Yesterday, gaming website IGN posted a trailer for Ashfall, described as a “post-apocalyptic massively multiplayer online shooter/RPG.” Today, the same YouTube account dropped a video for another title called Lords of the Fallen, a “spiritual successor to the popular soulslike action-RPG” to a game with the same name released in 2014. Later this year comes the “action role-playing” Atlas Fallen, while February showed that even VR isn’t spared with After the Fall. Add to that the launch of Redfall, a much-maligned “co-op looter-shooter,” and you have to ask yourself: why do so many games have “fall” in their names?
For one, the English language offers so many other exciting words here. Plummet, tumble, topple over. Don’t tell me you wouldn’t play Ashplummet or Lords of the Tumble? (If it was on Game Pass.)
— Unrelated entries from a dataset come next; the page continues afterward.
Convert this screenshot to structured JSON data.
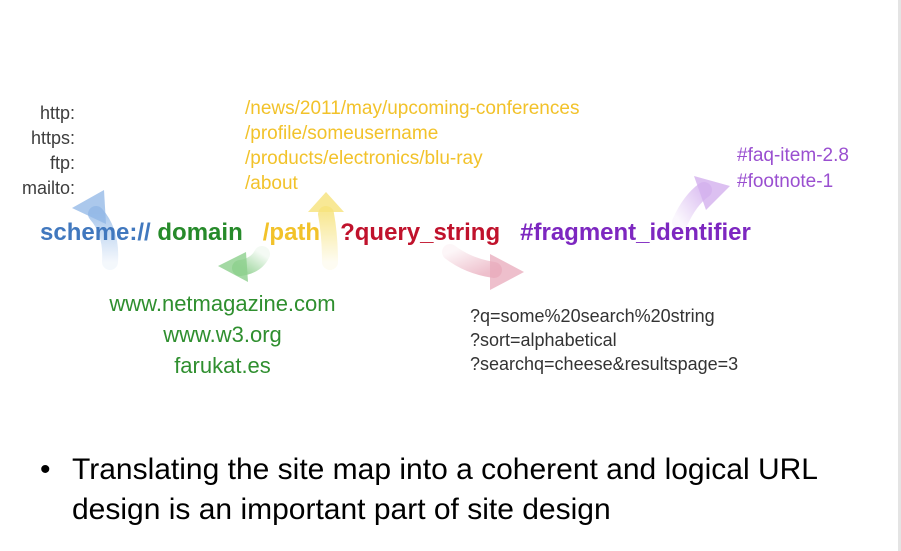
{
  "schemes": [
    "http:",
    "https:",
    "ftp:",
    "mailto:"
  ],
  "paths": [
    "/news/2011/may/upcoming-conferences",
    "/profile/someusername",
    "/products/electronics/blu-ray",
    "/about"
  ],
  "fragments": [
    "#faq-item-2.8",
    "#footnote-1"
  ],
  "url_parts": {
    "scheme": "scheme://",
    "domain": "domain",
    "path": "/path",
    "query": "?query_string",
    "fragment": "#fragment_identifier"
  },
  "domains": [
    "www.netmagazine.com",
    "www.w3.org",
    "farukat.es"
  ],
  "queries": [
    "?q=some%20search%20string",
    "?sort=alphabetical",
    "?searchq=cheese&resultspage=3"
  ],
  "bullet": {
    "marker": "•",
    "text": "Translating the site map into a coherent and logical URL design is an important part of site design"
  },
  "colors": {
    "scheme": "#4178be",
    "domain": "#268a2a",
    "path": "#f2c22a",
    "query": "#c0122c",
    "fragment": "#7d27c0"
  }
}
What do these fall-type games signal to us? Well, many of these titles suggest that there will be a vague, uninspired fantasy world, with a dash of sci-fi or steampunk, that the player might be dropped into these environments and be rewarded for their button mashing with familiar-looking particle effects, that there may be the opportunity to do some looting, and perhaps shooting. Or maybe game devs are just showing reverence to the universally beloved 2020 action RPG looter-slasher Godfall?
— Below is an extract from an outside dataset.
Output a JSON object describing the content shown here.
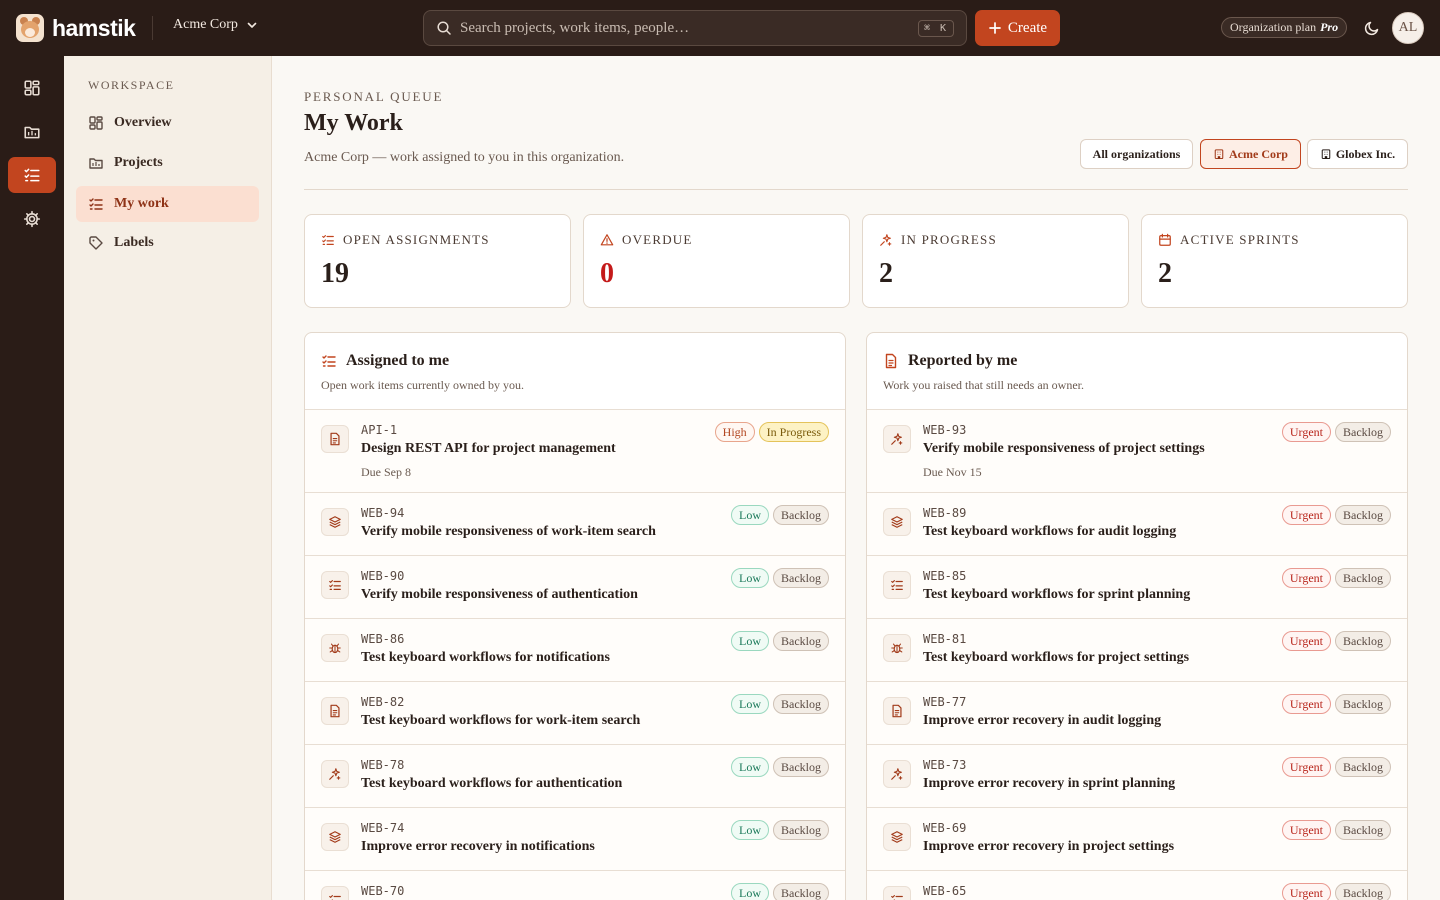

Mostly, I just want commercial games studios to show a little creativity when it comes to naming. If there is some kind of secret industry requirement to include the word “fall,” at least have the decency to relegate it to a subtitle, like this year’s soulslike Wo Long: Fallen Dynasty or the expansion for live service looter-shooter Destiny 2: Lightfall.
Going forward, I demand more effort in titling games. I’ll grandfather existing series, like Fallout, which has been around for three decades, or Fall Guys, in which characters actually, literally fall. But for everyone else: find a new word!
Or, you know, make a game that is not a drab action fantasy RPG looter-shooter?